Notwithstanding, despite the revealed significant associations this study has several weaknesses. A relatively small study population and inequality of RA-only and RA-PD groups’ size may have adversely affected the statistical analysis. Still, this could be ascribed to the overall high prevalence of PD in RA population. Another limitation is low vitamin D level in the entire study cohort, probably due to the geographical latitude of Lithuania. Despite the recorded vitamin D supplementation fact no differences between groups (using supplements and not) were observed, data not shown. Hereafter, since we conducted a cross-sectional study, it was also impossible to infer the causality of exposure on RA or PD outcome, only the associations and prevalence.

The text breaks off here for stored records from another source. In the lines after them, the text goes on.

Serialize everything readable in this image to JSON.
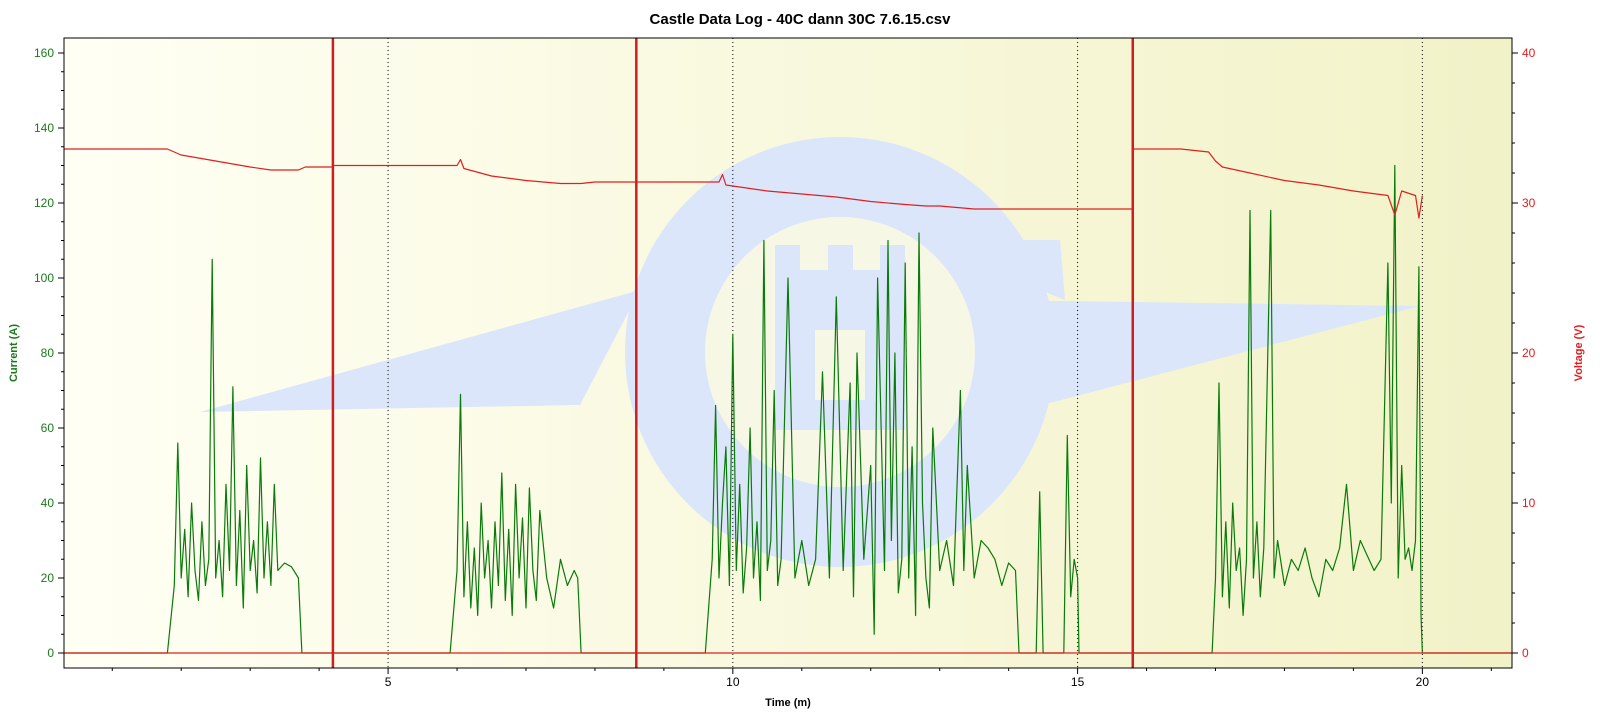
{
  "chart_data": {
    "type": "line",
    "title": "Castle Data Log - 40C dann 30C 7.6.15.csv",
    "xlabel": "Time (m)",
    "ylabel_left": "Current (A)",
    "ylabel_right": "Voltage (V)",
    "xlim": [
      0.3,
      21.3
    ],
    "ylim_left": [
      -4,
      164
    ],
    "ylim_right": [
      -1,
      41
    ],
    "x_ticks": [
      5,
      10,
      15,
      20
    ],
    "y_ticks_left": [
      0,
      20,
      40,
      60,
      80,
      100,
      120,
      140,
      160
    ],
    "y_ticks_right": [
      0,
      10,
      20,
      30,
      40
    ],
    "grid": "vertical dotted at major x ticks",
    "colors": {
      "current": "#0a7a0a",
      "voltage": "#e02020",
      "marker": "#cc2020",
      "background_left": "#fffff0",
      "background_right": "#f4f4c8",
      "watermark": "#dce6fa"
    },
    "markers_x": [
      4.2,
      8.6,
      15.8
    ],
    "series": [
      {
        "name": "Current (A)",
        "axis": "left",
        "color": "#0a7a0a",
        "points": [
          [
            0.3,
            0
          ],
          [
            1.8,
            0
          ],
          [
            1.9,
            18
          ],
          [
            1.95,
            56
          ],
          [
            2.0,
            20
          ],
          [
            2.05,
            33
          ],
          [
            2.1,
            15
          ],
          [
            2.15,
            40
          ],
          [
            2.2,
            22
          ],
          [
            2.25,
            14
          ],
          [
            2.3,
            35
          ],
          [
            2.35,
            18
          ],
          [
            2.4,
            25
          ],
          [
            2.45,
            105
          ],
          [
            2.5,
            20
          ],
          [
            2.55,
            30
          ],
          [
            2.6,
            15
          ],
          [
            2.65,
            45
          ],
          [
            2.7,
            22
          ],
          [
            2.75,
            71
          ],
          [
            2.8,
            18
          ],
          [
            2.85,
            38
          ],
          [
            2.9,
            12
          ],
          [
            2.95,
            50
          ],
          [
            3.0,
            22
          ],
          [
            3.05,
            30
          ],
          [
            3.1,
            16
          ],
          [
            3.15,
            52
          ],
          [
            3.2,
            20
          ],
          [
            3.25,
            35
          ],
          [
            3.3,
            18
          ],
          [
            3.35,
            45
          ],
          [
            3.4,
            22
          ],
          [
            3.5,
            24
          ],
          [
            3.6,
            23
          ],
          [
            3.7,
            20
          ],
          [
            3.75,
            0
          ],
          [
            5.9,
            0
          ],
          [
            6.0,
            22
          ],
          [
            6.05,
            69
          ],
          [
            6.1,
            15
          ],
          [
            6.15,
            35
          ],
          [
            6.2,
            12
          ],
          [
            6.25,
            28
          ],
          [
            6.3,
            10
          ],
          [
            6.35,
            40
          ],
          [
            6.4,
            20
          ],
          [
            6.45,
            30
          ],
          [
            6.5,
            12
          ],
          [
            6.55,
            35
          ],
          [
            6.6,
            18
          ],
          [
            6.65,
            48
          ],
          [
            6.7,
            14
          ],
          [
            6.75,
            33
          ],
          [
            6.8,
            10
          ],
          [
            6.85,
            45
          ],
          [
            6.9,
            20
          ],
          [
            6.95,
            36
          ],
          [
            7.0,
            12
          ],
          [
            7.05,
            44
          ],
          [
            7.1,
            22
          ],
          [
            7.15,
            14
          ],
          [
            7.2,
            38
          ],
          [
            7.3,
            20
          ],
          [
            7.4,
            12
          ],
          [
            7.5,
            25
          ],
          [
            7.6,
            18
          ],
          [
            7.7,
            22
          ],
          [
            7.75,
            20
          ],
          [
            7.8,
            0
          ],
          [
            9.6,
            0
          ],
          [
            9.7,
            25
          ],
          [
            9.75,
            66
          ],
          [
            9.8,
            20
          ],
          [
            9.85,
            40
          ],
          [
            9.9,
            55
          ],
          [
            9.95,
            18
          ],
          [
            10.0,
            85
          ],
          [
            10.05,
            22
          ],
          [
            10.1,
            45
          ],
          [
            10.15,
            16
          ],
          [
            10.2,
            28
          ],
          [
            10.25,
            60
          ],
          [
            10.3,
            20
          ],
          [
            10.35,
            35
          ],
          [
            10.4,
            14
          ],
          [
            10.45,
            110
          ],
          [
            10.5,
            22
          ],
          [
            10.55,
            30
          ],
          [
            10.6,
            70
          ],
          [
            10.65,
            18
          ],
          [
            10.7,
            25
          ],
          [
            10.8,
            100
          ],
          [
            10.9,
            20
          ],
          [
            11.0,
            30
          ],
          [
            11.1,
            18
          ],
          [
            11.2,
            25
          ],
          [
            11.3,
            75
          ],
          [
            11.4,
            20
          ],
          [
            11.5,
            95
          ],
          [
            11.6,
            22
          ],
          [
            11.7,
            72
          ],
          [
            11.75,
            15
          ],
          [
            11.8,
            80
          ],
          [
            11.9,
            25
          ],
          [
            12.0,
            50
          ],
          [
            12.05,
            5
          ],
          [
            12.1,
            100
          ],
          [
            12.2,
            22
          ],
          [
            12.25,
            110
          ],
          [
            12.3,
            30
          ],
          [
            12.35,
            80
          ],
          [
            12.4,
            16
          ],
          [
            12.45,
            25
          ],
          [
            12.5,
            104
          ],
          [
            12.55,
            20
          ],
          [
            12.6,
            55
          ],
          [
            12.65,
            10
          ],
          [
            12.7,
            112
          ],
          [
            12.75,
            40
          ],
          [
            12.8,
            20
          ],
          [
            12.85,
            12
          ],
          [
            12.9,
            60
          ],
          [
            13.0,
            22
          ],
          [
            13.1,
            30
          ],
          [
            13.2,
            18
          ],
          [
            13.3,
            70
          ],
          [
            13.35,
            22
          ],
          [
            13.4,
            50
          ],
          [
            13.5,
            20
          ],
          [
            13.6,
            30
          ],
          [
            13.7,
            28
          ],
          [
            13.8,
            25
          ],
          [
            13.9,
            18
          ],
          [
            14.0,
            24
          ],
          [
            14.1,
            22
          ],
          [
            14.15,
            0
          ],
          [
            14.4,
            0
          ],
          [
            14.45,
            43
          ],
          [
            14.5,
            0
          ],
          [
            14.8,
            0
          ],
          [
            14.85,
            58
          ],
          [
            14.9,
            15
          ],
          [
            14.95,
            25
          ],
          [
            15.0,
            20
          ],
          [
            15.02,
            0
          ],
          [
            16.95,
            0
          ],
          [
            17.0,
            20
          ],
          [
            17.05,
            72
          ],
          [
            17.1,
            15
          ],
          [
            17.15,
            35
          ],
          [
            17.2,
            12
          ],
          [
            17.25,
            40
          ],
          [
            17.3,
            22
          ],
          [
            17.35,
            28
          ],
          [
            17.4,
            10
          ],
          [
            17.45,
            25
          ],
          [
            17.5,
            118
          ],
          [
            17.55,
            20
          ],
          [
            17.6,
            35
          ],
          [
            17.65,
            15
          ],
          [
            17.7,
            28
          ],
          [
            17.8,
            118
          ],
          [
            17.85,
            20
          ],
          [
            17.9,
            30
          ],
          [
            18.0,
            18
          ],
          [
            18.1,
            25
          ],
          [
            18.2,
            22
          ],
          [
            18.3,
            28
          ],
          [
            18.4,
            20
          ],
          [
            18.5,
            15
          ],
          [
            18.6,
            25
          ],
          [
            18.7,
            22
          ],
          [
            18.8,
            28
          ],
          [
            18.9,
            45
          ],
          [
            19.0,
            22
          ],
          [
            19.1,
            30
          ],
          [
            19.2,
            26
          ],
          [
            19.3,
            22
          ],
          [
            19.4,
            25
          ],
          [
            19.5,
            104
          ],
          [
            19.55,
            40
          ],
          [
            19.6,
            130
          ],
          [
            19.65,
            20
          ],
          [
            19.7,
            50
          ],
          [
            19.75,
            25
          ],
          [
            19.8,
            28
          ],
          [
            19.85,
            22
          ],
          [
            19.9,
            30
          ],
          [
            19.95,
            103
          ],
          [
            19.98,
            10
          ],
          [
            20.0,
            0
          ],
          [
            21.3,
            0
          ]
        ]
      },
      {
        "name": "Voltage (V)",
        "axis": "right",
        "color": "#e02020",
        "points": [
          [
            0.3,
            33.6
          ],
          [
            1.8,
            33.6
          ],
          [
            2.0,
            33.2
          ],
          [
            2.5,
            32.8
          ],
          [
            3.0,
            32.4
          ],
          [
            3.3,
            32.2
          ],
          [
            3.7,
            32.2
          ],
          [
            3.8,
            32.4
          ],
          [
            4.2,
            32.4
          ],
          [
            4.2,
            32.5
          ],
          [
            5.5,
            32.5
          ],
          [
            6.0,
            32.5
          ],
          [
            6.05,
            32.9
          ],
          [
            6.1,
            32.3
          ],
          [
            6.5,
            31.8
          ],
          [
            7.0,
            31.5
          ],
          [
            7.5,
            31.3
          ],
          [
            7.8,
            31.3
          ],
          [
            8.0,
            31.4
          ],
          [
            8.6,
            31.4
          ],
          [
            9.5,
            31.4
          ],
          [
            9.8,
            31.4
          ],
          [
            9.85,
            31.9
          ],
          [
            9.9,
            31.2
          ],
          [
            10.5,
            30.8
          ],
          [
            11.0,
            30.6
          ],
          [
            11.5,
            30.4
          ],
          [
            12.0,
            30.1
          ],
          [
            12.5,
            29.9
          ],
          [
            12.8,
            29.8
          ],
          [
            13.0,
            29.8
          ],
          [
            13.5,
            29.6
          ],
          [
            14.0,
            29.6
          ],
          [
            14.5,
            29.6
          ],
          [
            15.0,
            29.6
          ],
          [
            15.8,
            29.6
          ],
          [
            15.8,
            33.6
          ],
          [
            16.5,
            33.6
          ],
          [
            16.9,
            33.4
          ],
          [
            17.0,
            32.8
          ],
          [
            17.1,
            32.4
          ],
          [
            17.5,
            32.0
          ],
          [
            18.0,
            31.5
          ],
          [
            18.5,
            31.2
          ],
          [
            19.0,
            30.8
          ],
          [
            19.5,
            30.5
          ],
          [
            19.6,
            29.2
          ],
          [
            19.7,
            30.8
          ],
          [
            19.9,
            30.5
          ],
          [
            19.95,
            29.0
          ],
          [
            20.0,
            30.5
          ]
        ]
      },
      {
        "name": "Voltage baseline",
        "axis": "right",
        "color": "#e02020",
        "points": [
          [
            0.3,
            0
          ],
          [
            21.3,
            0
          ]
        ]
      }
    ]
  }
}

To conclude, the study revealed a high prevalence of PD and vitamin D deficiency in RA patients. Moreover, the study showed that both pathologies—RA and PD—may be related to one another in bidirectional manner. Moderate–severe PD stage was significantly associated with higher RA disease activity. Furthermore, RA patients treated with bDMARDs showed significantly lower disease activity measures and PD outcome parameters—BOP and BL. However, larger cross-sectional studies are necessary to better evaluate the linkage between both diseases.